New charges against four foremen end criminal probe of Aracoma fire
CHARLESTON, W.Va. -- Four Massey Energy foremen were charged Thursday with criminal mine safety violations in a move that federal prosecutors said ends their four-year probe of the fire that killed two workers at the company's Aracoma Alma No. 1 Mine in Logan County.
Those charged were Donald R. Hagy Jr., 47, of Gilbert; Terry L. Shadd, 37, of Chapmanville; Edward R. Ellis Jr., 38, of Justice; and Michael A. Plumley, 38, of Delbarton.
All four were charged as corporate agents of Massey's Aracoma Coal Co. subsidiary with failing to conduct required mine evacuation drills at the Aracoma Mine in 2005 and 2006, prior to the fatal January 2006 blaze.
Each was charged with one misdemeanor count through a document called an "information," typically an indication that the defendants are expected to plead guilty and have cooperated with prosecutors.
If convicted, each of the foremen faces a maximum sentence of one year in prison and a $100,000 fine, prosecutors said.
In a news release, U.S. Attorney Booth Goodwin said the filing of these charges "concludes the investigation" of the Aracoma fire that killed miners Don Bragg and Ellery Hatfield.
The charges come as prosecutors continue a criminal investigation of the April 5 explosion that killed 29 miners at Massey's Upper Big Branch Mine in Raleigh County, and on the same day another Massey miner died at White Buck Coal Co. -- a Massey subsidiary that pleaded guilty to a mine safety crime in 2007.
In an unrelated action, federal prosecutors also announced that they had filed felony charges against two surface mine truck drivers for allegedly falsifying training records at the Legacy Resources LLC Synergy Surface Mine No. 1 in Boone County.
John R. Wright, 65, of Whitman, and Jeffrey Potter, 44, of Crum, face maximum sentences of five years in prison and $250,000 fines if they are convicted.
"Coal is vital to this state's economy," Goodwin said in a prepared statement.
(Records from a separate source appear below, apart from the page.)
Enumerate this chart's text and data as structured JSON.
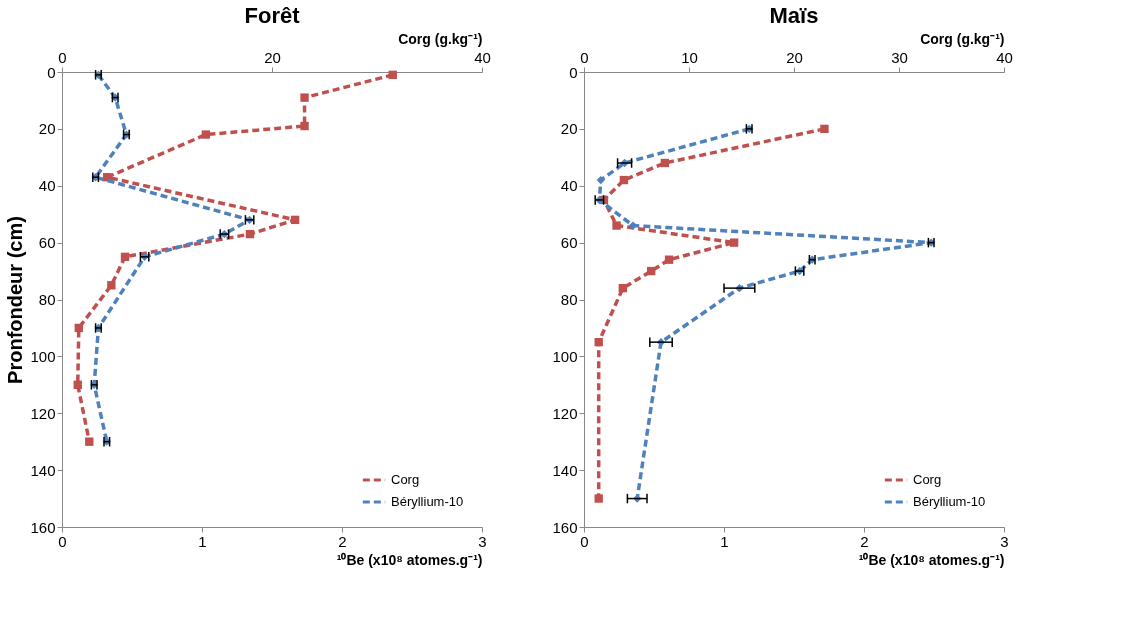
{
  "chart_data": [
    {
      "type": "line",
      "title": "Forêt",
      "ylabel": "Pronfondeur (cm)",
      "xlabel": "¹⁰Be (x10⁸ atomes.g⁻¹)",
      "x2label": "Corg (g.kg⁻¹)",
      "xlim": [
        0,
        3
      ],
      "xticks": [
        0,
        1,
        2,
        3
      ],
      "x2lim": [
        0,
        40
      ],
      "x2ticks": [
        0,
        20,
        40
      ],
      "ylim": [
        160,
        0
      ],
      "yticks": [
        0,
        20,
        40,
        60,
        80,
        100,
        120,
        140,
        160
      ],
      "grid": false,
      "legend": "bottom right",
      "line_style": "dashed",
      "series": [
        {
          "name": "Corg",
          "color": "#c0504d",
          "axis": "x2",
          "marker": "square",
          "x": [
            31.5,
            23.1,
            23.1,
            13.7,
            4.3,
            22.2,
            17.9,
            6.0,
            4.7,
            1.6,
            1.5,
            2.6
          ],
          "values": [
            1,
            9,
            19,
            22,
            37,
            52,
            57,
            65,
            75,
            90,
            110,
            130
          ]
        },
        {
          "name": "Béryllium-10",
          "color": "#4f81bd",
          "marker": "diamond",
          "x": [
            0.26,
            0.38,
            0.46,
            0.24,
            1.34,
            1.16,
            0.59,
            0.26,
            0.23,
            0.32
          ],
          "values": [
            1,
            9,
            22,
            37,
            52,
            57,
            65,
            90,
            110,
            130
          ],
          "xerrors": [
            0.02,
            0.02,
            0.02,
            0.02,
            0.03,
            0.03,
            0.03,
            0.02,
            0.02,
            0.02
          ]
        }
      ]
    },
    {
      "type": "line",
      "title": "Maïs",
      "xlabel": "¹⁰Be (x10⁸ atomes.g⁻¹)",
      "x2label": "Corg (g.kg⁻¹)",
      "xlim": [
        0,
        3
      ],
      "xticks": [
        0,
        1,
        2,
        3
      ],
      "x2lim": [
        0,
        40
      ],
      "x2ticks": [
        0,
        10,
        20,
        30,
        40
      ],
      "ylim": [
        160,
        0
      ],
      "yticks": [
        0,
        20,
        40,
        60,
        80,
        100,
        120,
        140,
        160
      ],
      "grid": false,
      "legend": "bottom right",
      "line_style": "dashed",
      "series": [
        {
          "name": "Corg",
          "color": "#c0504d",
          "axis": "x2",
          "marker": "square",
          "x": [
            22.9,
            7.7,
            3.8,
            1.9,
            3.1,
            14.3,
            8.1,
            6.4,
            3.7,
            1.4,
            1.4
          ],
          "values": [
            20,
            32,
            38,
            45,
            54,
            60,
            66,
            70,
            76,
            95,
            150
          ]
        },
        {
          "name": "Béryllium-10",
          "color": "#4f81bd",
          "marker": "diamond",
          "x": [
            1.18,
            0.29,
            0.12,
            0.11,
            0.35,
            2.48,
            1.63,
            1.54,
            1.11,
            0.55,
            0.38
          ],
          "values": [
            20,
            32,
            38,
            45,
            54,
            60,
            66,
            70,
            76,
            95,
            150
          ],
          "xerrors": [
            0.02,
            0.05,
            null,
            0.03,
            null,
            0.02,
            0.02,
            0.03,
            0.11,
            0.08,
            0.07
          ]
        }
      ]
    }
  ]
}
"These jobs support and put food on the tables of many hard working West Virginians," Goodwin said. "Workers shouldn't be forced to earn their living in illegal, unsafe conditions. We will continue to use every tool in our arsenal to hold accountable those who willfully violate safety standards in the workplace."
Massey's Aracoma Coal Co. subsidiary had already pleaded guilty in 2009 to 10 mine safety crimes, agreeing to pay a $2.5 million criminal fine as well as $1.7 million in civil penalties to resolve citations issued by the U.S. Mine Safety and Health Administration following the fire. Also, the Aracoma probe resulted in another foreman, David R. Runyon, pleading guilty to not conducting required evacuation drills and paying a $1,000 fine.
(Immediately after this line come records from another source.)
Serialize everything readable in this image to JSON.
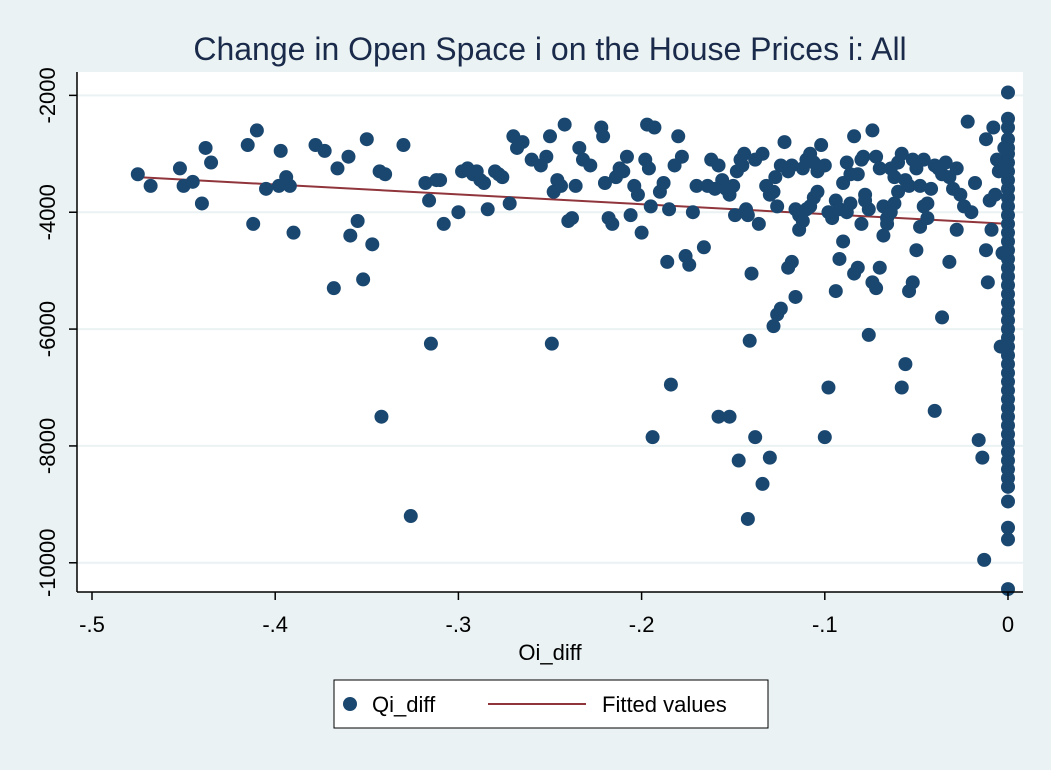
{
  "chart_data": {
    "type": "scatter",
    "title": "Change in Open Space i on the House Prices i: All",
    "xlabel": "Oi_diff",
    "ylabel": "",
    "xlim": [
      -0.5,
      0
    ],
    "ylim": [
      -10500,
      -1600
    ],
    "x_ticks": [
      -0.5,
      -0.4,
      -0.3,
      -0.2,
      -0.1,
      0
    ],
    "x_tick_labels": [
      "-.5",
      "-.4",
      "-.3",
      "-.2",
      "-.1",
      "0"
    ],
    "y_ticks": [
      -2000,
      -4000,
      -6000,
      -8000,
      -10000
    ],
    "y_tick_labels": [
      "-2000",
      "-4000",
      "-6000",
      "-8000",
      "-10000"
    ],
    "grid": true,
    "legend_position": "bottom",
    "colors": {
      "markers": "#1a476f",
      "fit_line": "#90353b",
      "background": "#eaf2f3",
      "plot_area": "#ffffff",
      "grid": "#eaf2f3"
    },
    "series": [
      {
        "name": "Qi_diff",
        "kind": "scatter",
        "points": [
          [
            -0.475,
            -3350
          ],
          [
            -0.468,
            -3550
          ],
          [
            -0.452,
            -3250
          ],
          [
            -0.45,
            -3550
          ],
          [
            -0.445,
            -3480
          ],
          [
            -0.44,
            -3850
          ],
          [
            -0.438,
            -2900
          ],
          [
            -0.435,
            -3150
          ],
          [
            -0.415,
            -2850
          ],
          [
            -0.412,
            -4200
          ],
          [
            -0.41,
            -2600
          ],
          [
            -0.405,
            -3600
          ],
          [
            -0.398,
            -3550
          ],
          [
            -0.397,
            -2950
          ],
          [
            -0.394,
            -3400
          ],
          [
            -0.392,
            -3550
          ],
          [
            -0.39,
            -4350
          ],
          [
            -0.378,
            -2850
          ],
          [
            -0.373,
            -2950
          ],
          [
            -0.368,
            -5300
          ],
          [
            -0.366,
            -3250
          ],
          [
            -0.36,
            -3050
          ],
          [
            -0.359,
            -4400
          ],
          [
            -0.355,
            -4150
          ],
          [
            -0.352,
            -5150
          ],
          [
            -0.35,
            -2750
          ],
          [
            -0.347,
            -4550
          ],
          [
            -0.343,
            -3300
          ],
          [
            -0.342,
            -7500
          ],
          [
            -0.34,
            -3350
          ],
          [
            -0.33,
            -2850
          ],
          [
            -0.326,
            -9200
          ],
          [
            -0.318,
            -3500
          ],
          [
            -0.316,
            -3800
          ],
          [
            -0.315,
            -6250
          ],
          [
            -0.312,
            -3450
          ],
          [
            -0.31,
            -3450
          ],
          [
            -0.308,
            -4200
          ],
          [
            -0.3,
            -4000
          ],
          [
            -0.298,
            -3300
          ],
          [
            -0.295,
            -3250
          ],
          [
            -0.292,
            -3350
          ],
          [
            -0.29,
            -3300
          ],
          [
            -0.288,
            -3450
          ],
          [
            -0.286,
            -3500
          ],
          [
            -0.284,
            -3950
          ],
          [
            -0.28,
            -3300
          ],
          [
            -0.278,
            -3350
          ],
          [
            -0.276,
            -3400
          ],
          [
            -0.272,
            -3850
          ],
          [
            -0.27,
            -2700
          ],
          [
            -0.268,
            -2900
          ],
          [
            -0.265,
            -2800
          ],
          [
            -0.26,
            -3100
          ],
          [
            -0.255,
            -3200
          ],
          [
            -0.252,
            -3050
          ],
          [
            -0.25,
            -2700
          ],
          [
            -0.249,
            -6250
          ],
          [
            -0.248,
            -3650
          ],
          [
            -0.246,
            -3450
          ],
          [
            -0.244,
            -3550
          ],
          [
            -0.242,
            -2500
          ],
          [
            -0.24,
            -4150
          ],
          [
            -0.238,
            -4100
          ],
          [
            -0.236,
            -3550
          ],
          [
            -0.234,
            -2900
          ],
          [
            -0.232,
            -3100
          ],
          [
            -0.228,
            -3200
          ],
          [
            -0.222,
            -2550
          ],
          [
            -0.221,
            -2700
          ],
          [
            -0.22,
            -3500
          ],
          [
            -0.218,
            -4100
          ],
          [
            -0.216,
            -4200
          ],
          [
            -0.214,
            -3400
          ],
          [
            -0.212,
            -3250
          ],
          [
            -0.21,
            -3300
          ],
          [
            -0.208,
            -3050
          ],
          [
            -0.206,
            -4050
          ],
          [
            -0.204,
            -3550
          ],
          [
            -0.202,
            -3700
          ],
          [
            -0.2,
            -4350
          ],
          [
            -0.198,
            -3100
          ],
          [
            -0.197,
            -2500
          ],
          [
            -0.196,
            -3250
          ],
          [
            -0.195,
            -3900
          ],
          [
            -0.194,
            -7850
          ],
          [
            -0.193,
            -2550
          ],
          [
            -0.19,
            -3650
          ],
          [
            -0.188,
            -3500
          ],
          [
            -0.186,
            -4850
          ],
          [
            -0.185,
            -3950
          ],
          [
            -0.184,
            -6950
          ],
          [
            -0.182,
            -3200
          ],
          [
            -0.18,
            -2700
          ],
          [
            -0.178,
            -3050
          ],
          [
            -0.176,
            -4750
          ],
          [
            -0.174,
            -4900
          ],
          [
            -0.172,
            -4000
          ],
          [
            -0.17,
            -3550
          ],
          [
            -0.166,
            -4600
          ],
          [
            -0.164,
            -3550
          ],
          [
            -0.162,
            -3100
          ],
          [
            -0.16,
            -3600
          ],
          [
            -0.158,
            -3200
          ],
          [
            -0.156,
            -3450
          ],
          [
            -0.154,
            -3600
          ],
          [
            -0.152,
            -3700
          ],
          [
            -0.15,
            -3550
          ],
          [
            -0.149,
            -4050
          ],
          [
            -0.148,
            -3300
          ],
          [
            -0.146,
            -3100
          ],
          [
            -0.145,
            -3200
          ],
          [
            -0.144,
            -3000
          ],
          [
            -0.143,
            -3950
          ],
          [
            -0.142,
            -4050
          ],
          [
            -0.141,
            -6200
          ],
          [
            -0.14,
            -5050
          ],
          [
            -0.138,
            -3100
          ],
          [
            -0.136,
            -4200
          ],
          [
            -0.134,
            -3000
          ],
          [
            -0.132,
            -3550
          ],
          [
            -0.13,
            -3700
          ],
          [
            -0.128,
            -3650
          ],
          [
            -0.127,
            -3400
          ],
          [
            -0.126,
            -3900
          ],
          [
            -0.124,
            -3200
          ],
          [
            -0.122,
            -2800
          ],
          [
            -0.12,
            -3300
          ],
          [
            -0.118,
            -3200
          ],
          [
            -0.116,
            -3950
          ],
          [
            -0.114,
            -4050
          ],
          [
            -0.112,
            -3250
          ],
          [
            -0.11,
            -3100
          ],
          [
            -0.108,
            -3000
          ],
          [
            -0.106,
            -3150
          ],
          [
            -0.104,
            -3300
          ],
          [
            -0.102,
            -2850
          ],
          [
            -0.1,
            -3200
          ],
          [
            -0.098,
            -4000
          ],
          [
            -0.096,
            -4100
          ],
          [
            -0.094,
            -3800
          ],
          [
            -0.092,
            -3950
          ],
          [
            -0.09,
            -3500
          ],
          [
            -0.088,
            -3150
          ],
          [
            -0.086,
            -3350
          ],
          [
            -0.084,
            -2700
          ],
          [
            -0.082,
            -3350
          ],
          [
            -0.08,
            -3100
          ],
          [
            -0.079,
            -3050
          ],
          [
            -0.078,
            -3700
          ],
          [
            -0.076,
            -3950
          ],
          [
            -0.074,
            -2600
          ],
          [
            -0.072,
            -3050
          ],
          [
            -0.07,
            -3250
          ],
          [
            -0.068,
            -3900
          ],
          [
            -0.066,
            -4100
          ],
          [
            -0.064,
            -3250
          ],
          [
            -0.062,
            -3400
          ],
          [
            -0.06,
            -3150
          ],
          [
            -0.058,
            -3000
          ],
          [
            -0.056,
            -3450
          ],
          [
            -0.054,
            -3550
          ],
          [
            -0.052,
            -3100
          ],
          [
            -0.05,
            -3250
          ],
          [
            -0.048,
            -3550
          ],
          [
            -0.046,
            -3100
          ],
          [
            -0.044,
            -3850
          ],
          [
            -0.042,
            -3600
          ],
          [
            -0.04,
            -3200
          ],
          [
            -0.038,
            -3250
          ],
          [
            -0.036,
            -3350
          ],
          [
            -0.034,
            -3150
          ],
          [
            -0.032,
            -3400
          ],
          [
            -0.03,
            -3600
          ],
          [
            -0.028,
            -3250
          ],
          [
            -0.026,
            -3700
          ],
          [
            -0.158,
            -7500
          ],
          [
            -0.152,
            -7500
          ],
          [
            -0.147,
            -8250
          ],
          [
            -0.142,
            -9250
          ],
          [
            -0.138,
            -7850
          ],
          [
            -0.134,
            -8650
          ],
          [
            -0.13,
            -8200
          ],
          [
            -0.128,
            -5950
          ],
          [
            -0.126,
            -5750
          ],
          [
            -0.124,
            -5650
          ],
          [
            -0.12,
            -4950
          ],
          [
            -0.118,
            -4850
          ],
          [
            -0.116,
            -5450
          ],
          [
            -0.114,
            -4300
          ],
          [
            -0.112,
            -4150
          ],
          [
            -0.11,
            -3950
          ],
          [
            -0.108,
            -3900
          ],
          [
            -0.106,
            -3750
          ],
          [
            -0.104,
            -3650
          ],
          [
            -0.1,
            -7850
          ],
          [
            -0.098,
            -7000
          ],
          [
            -0.094,
            -5350
          ],
          [
            -0.092,
            -4800
          ],
          [
            -0.09,
            -4500
          ],
          [
            -0.088,
            -4000
          ],
          [
            -0.086,
            -3850
          ],
          [
            -0.084,
            -5050
          ],
          [
            -0.082,
            -4950
          ],
          [
            -0.08,
            -4200
          ],
          [
            -0.078,
            -3800
          ],
          [
            -0.076,
            -6100
          ],
          [
            -0.074,
            -5200
          ],
          [
            -0.072,
            -5300
          ],
          [
            -0.07,
            -4950
          ],
          [
            -0.068,
            -4400
          ],
          [
            -0.066,
            -4200
          ],
          [
            -0.064,
            -4000
          ],
          [
            -0.062,
            -3850
          ],
          [
            -0.06,
            -3650
          ],
          [
            -0.058,
            -7000
          ],
          [
            -0.056,
            -6600
          ],
          [
            -0.054,
            -5350
          ],
          [
            -0.052,
            -5200
          ],
          [
            -0.05,
            -4650
          ],
          [
            -0.048,
            -4250
          ],
          [
            -0.046,
            -3900
          ],
          [
            -0.044,
            -4100
          ],
          [
            -0.04,
            -7400
          ],
          [
            -0.036,
            -5800
          ],
          [
            -0.032,
            -4850
          ],
          [
            -0.028,
            -4300
          ],
          [
            -0.024,
            -3900
          ],
          [
            -0.022,
            -2450
          ],
          [
            -0.02,
            -4000
          ],
          [
            -0.018,
            -3500
          ],
          [
            -0.016,
            -7900
          ],
          [
            -0.014,
            -8200
          ],
          [
            -0.013,
            -9950
          ],
          [
            -0.012,
            -4650
          ],
          [
            -0.01,
            -3800
          ],
          [
            -0.008,
            -2550
          ],
          [
            -0.006,
            -3100
          ],
          [
            -0.004,
            -6300
          ],
          [
            -0.003,
            -4700
          ],
          [
            -0.012,
            -2750
          ],
          [
            -0.011,
            -5200
          ],
          [
            -0.009,
            -4300
          ],
          [
            -0.007,
            -3700
          ],
          [
            -0.005,
            -3300
          ],
          [
            -0.002,
            -2900
          ],
          [
            0,
            -1950
          ],
          [
            0,
            -2400
          ],
          [
            0,
            -2550
          ],
          [
            0,
            -2750
          ],
          [
            0,
            -2900
          ],
          [
            0,
            -3000
          ],
          [
            0,
            -3150
          ],
          [
            0,
            -3300
          ],
          [
            0,
            -3450
          ],
          [
            0,
            -3600
          ],
          [
            0,
            -3750
          ],
          [
            0,
            -3900
          ],
          [
            0,
            -4050
          ],
          [
            0,
            -4200
          ],
          [
            0,
            -4350
          ],
          [
            0,
            -4500
          ],
          [
            0,
            -4650
          ],
          [
            0,
            -4800
          ],
          [
            0,
            -4950
          ],
          [
            0,
            -5100
          ],
          [
            0,
            -5250
          ],
          [
            0,
            -5400
          ],
          [
            0,
            -5550
          ],
          [
            0,
            -5700
          ],
          [
            0,
            -5850
          ],
          [
            0,
            -6000
          ],
          [
            0,
            -6150
          ],
          [
            0,
            -6300
          ],
          [
            0,
            -6450
          ],
          [
            0,
            -6600
          ],
          [
            0,
            -6750
          ],
          [
            0,
            -6900
          ],
          [
            0,
            -7050
          ],
          [
            0,
            -7200
          ],
          [
            0,
            -7350
          ],
          [
            0,
            -7500
          ],
          [
            0,
            -7650
          ],
          [
            0,
            -7800
          ],
          [
            0,
            -7950
          ],
          [
            0,
            -8100
          ],
          [
            0,
            -8250
          ],
          [
            0,
            -8400
          ],
          [
            0,
            -8550
          ],
          [
            0,
            -8700
          ],
          [
            0,
            -8950
          ],
          [
            0,
            -9400
          ],
          [
            0,
            -9600
          ],
          [
            0,
            -10450
          ]
        ]
      },
      {
        "name": "Fitted values",
        "kind": "line",
        "points": [
          [
            -0.475,
            -3400
          ],
          [
            0,
            -4200
          ]
        ]
      }
    ]
  }
}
But a lawyer for the Bragg and Hatfield families issued a strongly worded statement Thursday afternoon that repeated the families' previous criticism of the government's decision not to try to prosecute anyone further up the Massey corporate ladder.
"U.S. Attorney Goodwin must tell Congress now -- while it's listening and before we have even more widows of dead miners -- why the current law is insufficient to pursue all persons responsible for widows of dead miners -- why the current law is insufficient to pursue all persons responsible for such blatantly criminal and deadly conditions," said Bruce Stanley, the families' attorney.
During the Jan. 19, 2006, fire, a crew of miners ran into thick, black smoke in their primary escape tunnel and had to try to find another way out of the mine. Two workers, Bragg and Hatfield, became separated from the group, got lost and eventually succumbed to the smoke.
MSHA investigators cited a variety of major safety violations that led to the fire, including "prolonged operation" of a misaligned conveyor belt and allowing large spills of combustible coal dust and grease to build up on the belt.
But the criminal charges Aracoma pleaded guilty to focused on violations that hampered miners trying to evacuate the mine after the fire had started, and prosecutors said that Runyon's case also did not directly involve the circumstances related to the fire.
The charges filed against four more foremen on Thursday also focused on the Aracoma Mine's failure to conduct proper escapeway drills. While the charges filed Thursday did not blame the deaths on that inaction, one of the men charged -- Plumley -- was the foreman on the mine section where Bragg and Hatfield worked.
In a statement issued Thursday, MSHA chief Joe Main said, "Mine managers who shirk their responsibility for ensuring the safety of their miners will be held accountable using all available sanctions under the Mine Act."
Massey issued its own statement saying the company "takes the requirement to conduct escapeway drills seriously and will monitor this situation closely.
"We expect all of our miners to follow state and federal laws a swell as company policies, which are often more stringent," Massey said. "At the same time, we must recognize that the miners who have been charged have due process rights and are presumed innocent until proven guilty."